I am often reminded that some of the most important skills I drew upon throughout my career were learned in my first year at a small liberal arts college. As a high-achieving student in the sciences, I was deeply unsettled by my performance in my freshman composition class. I received a D on my first paper and a C- on the next, but I persevered, climbing a steeper learning curve than I found in any other class in my entire educational career, including medical school. The communication, argumentation, and writing skills I acquired in that course have served me well throughout my career — first as a pulmonary critical care physician, then as a medical school dean, and now as the president of a private foundation dedicated to improving the education and training of health professionals. Equally important, coursework in art appreciation and literature and time spent as a flautist in my college’s orchestra nurtured curiosity, concentration, and a lifelong appreciation for the arts that became a powerful antidote to burnout while working grueling hours and caring for the sickest patients.

You might ask: Why does the broader societal attack on the liberal arts matter to health care if medical educators are compensating for cuts in the humanities taking place on the undergraduate level? But medical school is too late for students to get the grounding in the liberal arts that can prepare them for success in their chosen career, as well as for success in life as well-rounded, broad-minded, compassionate human beings.

This is why doctor and poet Lewis Thomas advocated decades ago that medical schools should admit applicants who focused on classical liberal arts subjects rather than pre-med studies in college. I have long observed that students with this background adapt more readily to the demands of medical school.
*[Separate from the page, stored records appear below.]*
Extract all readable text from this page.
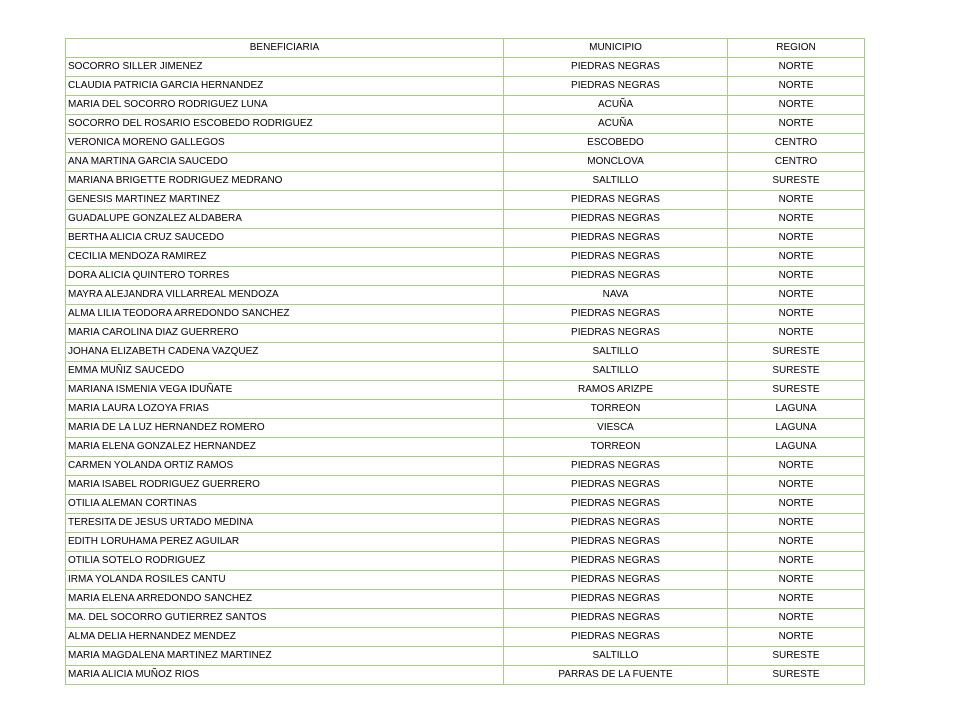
BENEFICIARIA	MUNICIPIO	REGION
SOCORRO SILLER JIMENEZ	PIEDRAS NEGRAS	NORTE
CLAUDIA PATRICIA GARCIA HERNANDEZ	PIEDRAS NEGRAS	NORTE
MARIA DEL SOCORRO RODRIGUEZ LUNA	ACUÑA	NORTE
SOCORRO DEL ROSARIO ESCOBEDO RODRIGUEZ	ACUÑA	NORTE
VERONICA MORENO GALLEGOS	ESCOBEDO	CENTRO
ANA MARTINA GARCIA SAUCEDO	MONCLOVA	CENTRO
MARIANA BRIGETTE RODRIGUEZ MEDRANO	SALTILLO	SURESTE
GENESIS MARTINEZ MARTINEZ	PIEDRAS NEGRAS	NORTE
GUADALUPE GONZALEZ ALDABERA	PIEDRAS NEGRAS	NORTE
BERTHA ALICIA CRUZ SAUCEDO	PIEDRAS NEGRAS	NORTE
CECILIA MENDOZA RAMIREZ	PIEDRAS NEGRAS	NORTE
DORA ALICIA QUINTERO TORRES	PIEDRAS NEGRAS	NORTE
MAYRA ALEJANDRA VILLARREAL MENDOZA	NAVA	NORTE
ALMA LILIA TEODORA ARREDONDO SANCHEZ	PIEDRAS NEGRAS	NORTE
MARIA CAROLINA DIAZ GUERRERO	PIEDRAS NEGRAS	NORTE
JOHANA ELIZABETH CADENA VAZQUEZ	SALTILLO	SURESTE
EMMA MUÑIZ SAUCEDO	SALTILLO	SURESTE
MARIANA ISMENIA VEGA IDUÑATE	RAMOS ARIZPE	SURESTE
MARIA LAURA LOZOYA FRIAS	TORREON	LAGUNA
MARIA DE LA LUZ HERNANDEZ ROMERO	VIESCA	LAGUNA
MARIA ELENA GONZALEZ HERNANDEZ	TORREON	LAGUNA
CARMEN YOLANDA ORTIZ RAMOS	PIEDRAS NEGRAS	NORTE
MARIA ISABEL RODRIGUEZ GUERRERO	PIEDRAS NEGRAS	NORTE
OTILIA ALEMAN CORTINAS	PIEDRAS NEGRAS	NORTE
TERESITA DE JESUS URTADO MEDINA	PIEDRAS NEGRAS	NORTE
EDITH LORUHAMA PEREZ AGUILAR	PIEDRAS NEGRAS	NORTE
OTILIA SOTELO RODRIGUEZ	PIEDRAS NEGRAS	NORTE
IRMA YOLANDA ROSILES CANTU	PIEDRAS NEGRAS	NORTE
MARIA ELENA ARREDONDO SANCHEZ	PIEDRAS NEGRAS	NORTE
MA. DEL SOCORRO GUTIERREZ SANTOS	PIEDRAS NEGRAS	NORTE
ALMA DELIA HERNANDEZ MENDEZ	PIEDRAS NEGRAS	NORTE
MARIA MAGDALENA MARTINEZ MARTINEZ	SALTILLO	SURESTE
MARIA ALICIA MUÑOZ RIOS	PARRAS DE LA FUENTE	SURESTE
Liberal arts studies nurture crucial human capacities, including curiosity, critical thinking and analysis, empathy and compassion, ethics and integrity, appreciation for diverse perspectives, and a growth mindset.

The humanities also remind us that we are much more than highly specialized technicians — as Walt Whitman wrote, we “contain multitudes.” All of this differentiates us fundamentally from ChatGPT and the other sophisticated technologies we developed and now rely on to enhance our human abilities.

Our world is rapidly growing more complex — one estimate suggests medical information is doubling every 73 days, much faster than “our ability to assimilate and apply it effectively” — but this is a reality of our own making. We must not fear or fight complexity, but find the best strategies to embrace it, harness it, use it to propel humanity forward. The liberal arts offer us the best preparation for the challenge ahead.

Holly J. Humphrey, M.D., MACP, is president of the Josiah Macy Jr. Foundation.